DEWEY BALLANTINE LLP
1301 AVENUE OF THE AMERICAS
NEW YORK, NEW YORK 10019-6092
TEL 212 259-8000 FAX 212 259-6333
October 21, 2005
Securities and Exchange Commission
450 Fifth Street, N.W.
Washington, D.C. 20549
Re: Amendment No. 1 to the Platinum Underwriters Finance and Platinum Underwriters Holdings
Registration Statement on Form S-4
Dear Ladies and Gentlemen:
On behalf of our clients, Platinum Underwriters Finance, Inc., a Delaware corporation (the “Company”), and Platinum Underwriters Holdings, Ltd., a Bermuda corporation (the “Guarantor”), we hereby submit for filing under the Securities Act of 1933, as amended (the “Securities Act”), by electronic submission pursuant to the EDGAR program of the Securities and Exchange Commission (the “Commission”), Amendment No. 1 to the Company’s and the Guarantor’s Registration Statement on Form S-4 and exhibits, for registration under the Securities Act of securities in connection with an exchange offer described in the Amendment No. 1 to the Registration Statement pursuant to the Commission's Exxon Capital line of No Action Letters.

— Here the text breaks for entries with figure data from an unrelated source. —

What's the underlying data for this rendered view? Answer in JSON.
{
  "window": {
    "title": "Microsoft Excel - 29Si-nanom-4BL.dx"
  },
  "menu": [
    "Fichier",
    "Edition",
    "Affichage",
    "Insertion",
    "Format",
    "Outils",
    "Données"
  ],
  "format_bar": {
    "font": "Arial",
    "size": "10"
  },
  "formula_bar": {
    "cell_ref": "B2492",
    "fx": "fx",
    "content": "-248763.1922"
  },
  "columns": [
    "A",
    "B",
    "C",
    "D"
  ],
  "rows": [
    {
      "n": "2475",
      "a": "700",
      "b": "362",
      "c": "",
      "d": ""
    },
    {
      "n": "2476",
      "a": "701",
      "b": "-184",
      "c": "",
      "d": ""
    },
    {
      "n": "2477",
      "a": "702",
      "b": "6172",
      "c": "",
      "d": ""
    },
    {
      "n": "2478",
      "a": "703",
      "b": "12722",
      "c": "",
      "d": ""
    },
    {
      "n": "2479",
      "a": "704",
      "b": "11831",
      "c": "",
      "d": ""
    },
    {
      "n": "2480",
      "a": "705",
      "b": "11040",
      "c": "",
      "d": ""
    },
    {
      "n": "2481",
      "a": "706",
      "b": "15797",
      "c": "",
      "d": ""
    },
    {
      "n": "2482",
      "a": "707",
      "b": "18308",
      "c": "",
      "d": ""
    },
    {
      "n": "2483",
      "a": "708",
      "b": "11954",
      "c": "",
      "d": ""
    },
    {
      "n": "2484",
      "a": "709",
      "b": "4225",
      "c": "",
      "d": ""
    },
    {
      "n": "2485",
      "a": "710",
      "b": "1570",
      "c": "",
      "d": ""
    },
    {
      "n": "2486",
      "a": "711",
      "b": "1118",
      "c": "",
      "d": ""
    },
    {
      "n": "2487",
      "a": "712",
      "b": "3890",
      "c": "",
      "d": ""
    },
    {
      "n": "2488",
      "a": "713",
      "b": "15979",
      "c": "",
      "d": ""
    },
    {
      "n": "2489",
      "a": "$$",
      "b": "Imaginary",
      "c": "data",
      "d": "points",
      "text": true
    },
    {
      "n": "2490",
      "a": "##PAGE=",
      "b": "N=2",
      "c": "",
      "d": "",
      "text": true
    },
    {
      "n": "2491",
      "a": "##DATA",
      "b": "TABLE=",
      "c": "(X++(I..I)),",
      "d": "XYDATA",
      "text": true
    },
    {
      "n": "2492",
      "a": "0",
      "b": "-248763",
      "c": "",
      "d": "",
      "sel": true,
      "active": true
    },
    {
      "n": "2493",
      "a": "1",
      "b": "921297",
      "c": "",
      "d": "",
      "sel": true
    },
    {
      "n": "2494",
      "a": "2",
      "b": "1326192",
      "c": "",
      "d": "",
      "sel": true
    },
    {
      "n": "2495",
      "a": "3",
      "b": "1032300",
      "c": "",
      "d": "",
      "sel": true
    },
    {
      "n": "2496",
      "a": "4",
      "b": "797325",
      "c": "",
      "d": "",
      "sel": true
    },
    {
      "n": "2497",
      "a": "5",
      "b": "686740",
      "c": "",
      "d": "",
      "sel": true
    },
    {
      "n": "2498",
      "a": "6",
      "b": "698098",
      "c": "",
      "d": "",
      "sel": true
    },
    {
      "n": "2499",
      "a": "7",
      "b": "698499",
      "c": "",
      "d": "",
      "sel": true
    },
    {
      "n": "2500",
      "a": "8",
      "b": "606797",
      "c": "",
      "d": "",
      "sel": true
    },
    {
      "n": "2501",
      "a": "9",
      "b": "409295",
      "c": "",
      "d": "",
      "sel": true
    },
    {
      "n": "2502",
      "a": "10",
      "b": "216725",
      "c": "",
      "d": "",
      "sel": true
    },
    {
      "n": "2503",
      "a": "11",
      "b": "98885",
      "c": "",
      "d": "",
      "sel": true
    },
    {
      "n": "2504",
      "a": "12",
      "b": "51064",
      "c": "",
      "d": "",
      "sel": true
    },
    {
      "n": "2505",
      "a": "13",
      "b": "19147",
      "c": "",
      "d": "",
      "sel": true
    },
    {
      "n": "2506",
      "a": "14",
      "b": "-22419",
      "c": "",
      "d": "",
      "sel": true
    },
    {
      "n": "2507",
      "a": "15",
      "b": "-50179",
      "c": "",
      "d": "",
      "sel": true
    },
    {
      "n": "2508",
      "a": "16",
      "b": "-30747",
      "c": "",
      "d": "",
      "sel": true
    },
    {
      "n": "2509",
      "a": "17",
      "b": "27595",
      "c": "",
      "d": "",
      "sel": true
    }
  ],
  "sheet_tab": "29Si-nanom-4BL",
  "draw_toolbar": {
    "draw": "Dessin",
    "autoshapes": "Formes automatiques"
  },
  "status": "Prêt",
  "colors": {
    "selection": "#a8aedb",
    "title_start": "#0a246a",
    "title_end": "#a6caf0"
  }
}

If you have any questions concerning the foregoing, please contact me at (212) 259-6680 (or email at jfreedman@dbllp.com).
Very truly yours, | |||||
/s/ Jonathan L. Freedman Jonathan L. Freedman |
Enclosure
cc: Michael E. Lombardozzi
Executive Vice President, General Counsel
& Chief Administrative Officer
Platinum Underwriters Holdings, Ltd.